Sunday, April 19, 2015

Cold Remedy Smoothies

Written By:
Sara Police, PhD
School of Health Sciences

Chicken soup, plenty of water and extra rest are natural remedies for a common cold.  However, extra vitamins and minerals can also be helpful when you get sick.  If you don't have the time or means to prepare chicken soup, consider adding vitamin-rich ingredients to your blender and make a cold-fighting smoothie.

Up Your Dose of Vitamin D
According to a 2012 article published on the Vitamin D Council Website, Vitamin D supplementation may help prevent the common cold.  In 4 of 5 controlled clinical trials discussed, vitamin D supplementation significantly reduced the incidence of upper respiratory infections (Vitamin D Council).  To up your vitamin D intake naturally, use D-enriched milks or orange juice when making smoothies.  Dairy-free milks, such as soy, coconut or almond milk may also be fortified with vitamin D.  Consider adding up to a tablespoon of cod liver oil, which provides 1,360 IU -- or 340 percent the recommended daily value -- to super boost vitamin D intake (NIH, Vitamin D).

Zap A Cold With Zinc
A 2013 Cochrane review identified 18 controlled trials that showed a reduction in the average duration of a common cold when zinc was taken within the first 24 hours of onset of symptoms (Das, 2013).  These foods are naturally rich in zinc: beef, lamb, oatmeal, sesame and pumpkin seeds, almonds and cashews.  Tahini -- or ground sesame seeds -- is frequently found in hummus recipes.  This rich source of zinc can also be made into a cold-fighting-- and delicious -- smoothie when blended with cashew or almond milk, honey, a dash of cinnamon and ice cubes. Substitute a frozen banana for the ice cubes to add sweet creaminess. (NIH, Zinc)

Honey's Health Benefits
According to a 2014 review published in the American Journal of Therapeutics, honey's medicinal properties have been recognized for over 2,500 years.  Several in-vitro and limited clinical studies have confirmed its antibacterial, antifungal and antiviral properties (Israili, 2014). Let honey fight your next cold -- add a teaspoon or more to a smoothie recipe.

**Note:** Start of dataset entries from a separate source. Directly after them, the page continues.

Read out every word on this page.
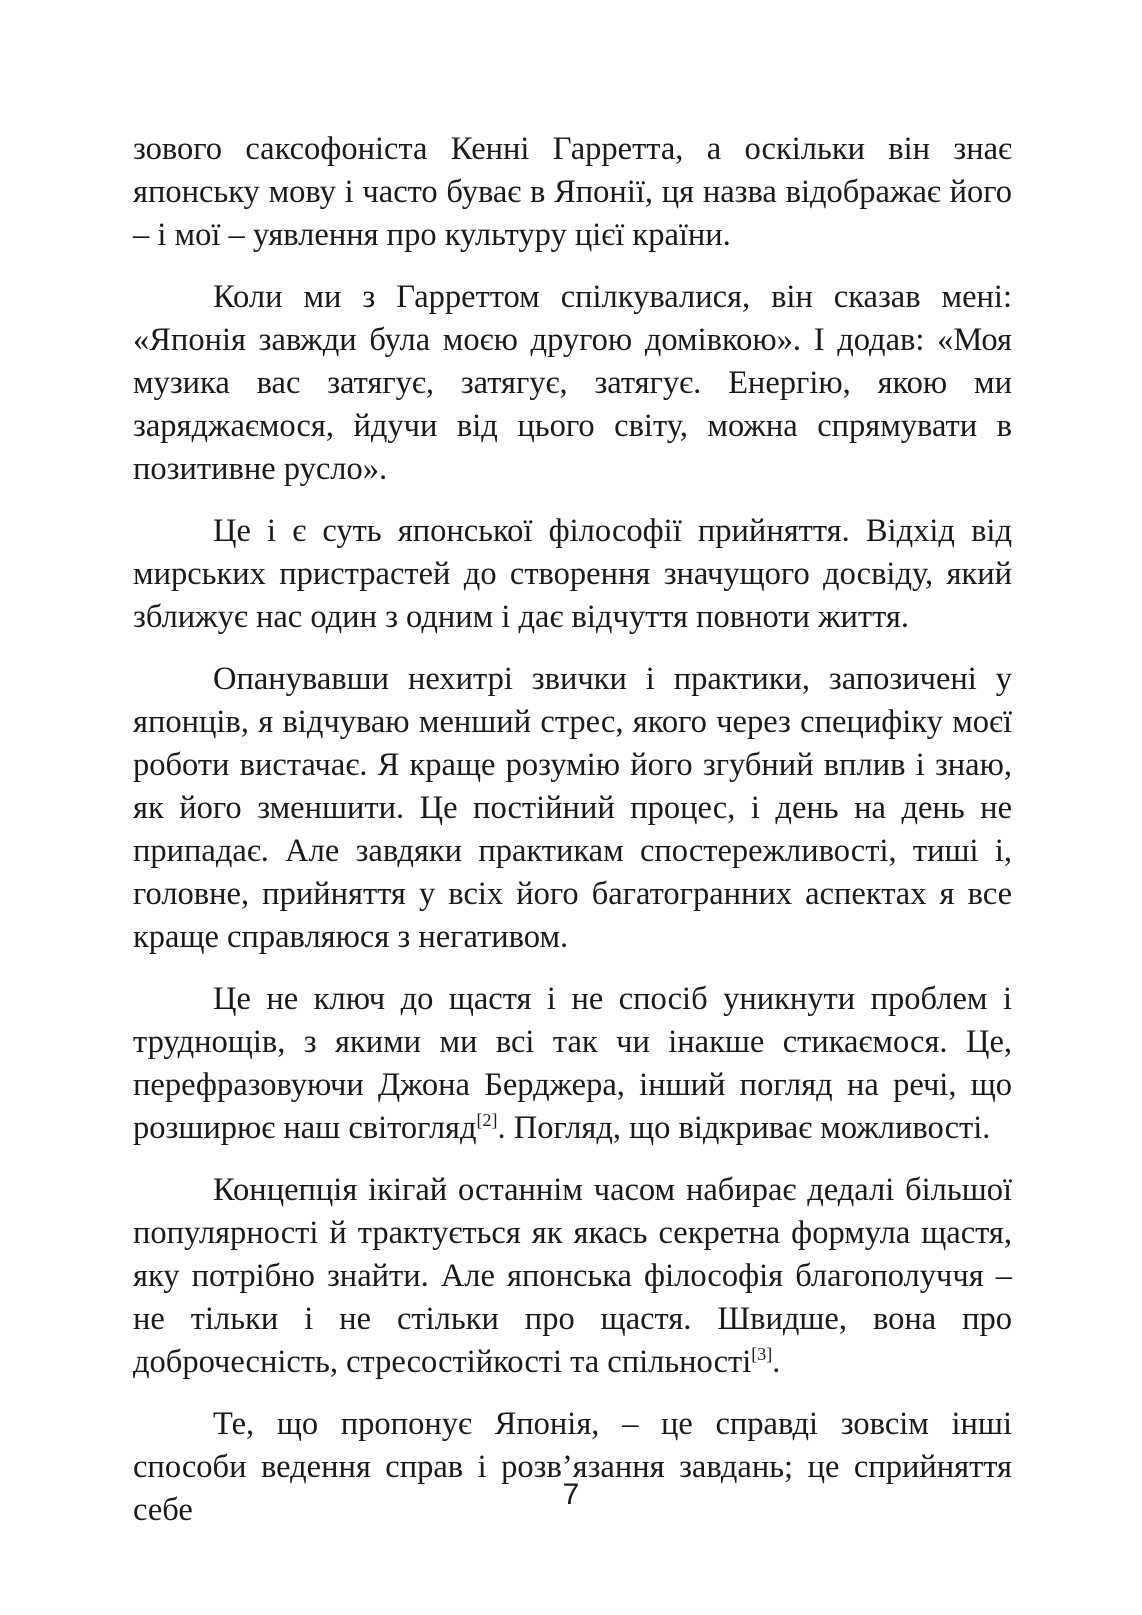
зового саксофоніста Кенні Гарретта, а оскільки він знає японську мову і часто буває в Японії, ця назва відображає його – і мої – уявлення про культуру цієї країни.

Коли ми з Гарреттом спілкувалися, він сказав мені: «Японія завжди була моєю другою домівкою». І додав: «Моя музика вас затягує, затягує, затягує. Енергію, якою ми заряджаємося, йдучи від цього світу, можна спрямувати в позитивне русло».

Це і є суть японської філософії прийняття. Відхід від мирських пристрастей до створення значущого досвіду, який зближує нас один з одним і дає відчуття повноти життя.

Опанувавши нехитрі звички і практики, запозичені у японців, я відчуваю менший стрес, якого через специфіку моєї роботи вистачає. Я краще розумію його згубний вплив і знаю, як його зменшити. Це постійний процес, і день на день не припадає. Але завдяки практикам спостережливості, тиші і, головне, прийняття у всіх його багатогранних аспектах я все краще справляюся з негативом.

Це не ключ до щастя і не спосіб уникнути проблем і труднощів, з якими ми всі так чи інакше стикаємося. Це, перефразовуючи Джона Берджера, інший погляд на речі, що розширює наш світогляд[2]. Погляд, що відкриває можливості.

Концепція ікігай останнім часом набирає дедалі більшої популярності й трактується як якась секретна формула щастя, яку потрібно знайти. Але японська філософія благополуччя – не тільки і не стільки про щастя. Швидше, вона про доброчесність, стресостійкості та спільності[3].

Те, що пропонує Японія, – це справді зовсім інші способи ведення справ і розв’язання завдань; це сприйняття себе	7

Cold-fighting Power in Probiotics
According to a 2011 Cochrane review including 10 clinical trials, probiotics were more effective than placebo in preventing upper respiratory tract infections.  Evidence from three of these clinical trials showed that probiotic treatment lessened the incidence of antibiotic prescriptions. (Hao, 2011) Consider adding natural source of beneficial bacteria such as yogurt or kefir to your smoothies.  Or, freeze Greek yogurt into ice-pop molds, if your throat is very sore.  Powdered probiotic supplements are also available and easily added to smoothies, but always check with your physician before using dietary supplements.

Vitamin D Council
National Institutes of Health: Vitamin D
Das, S. Zinc for the Common Cold. 2013. Cochrane Library. 
National Institutes of Health: Zinc
Israili, ZH. Antimicrobial Properties of Honey. American Journal of Therapeutics 2014 21(4): 304-323.
Hao Q, Dong BR, and T Wu.  Probiotics for Preventing Acute Upper Respiratory Tract Infections. 2015. Cochrane Library.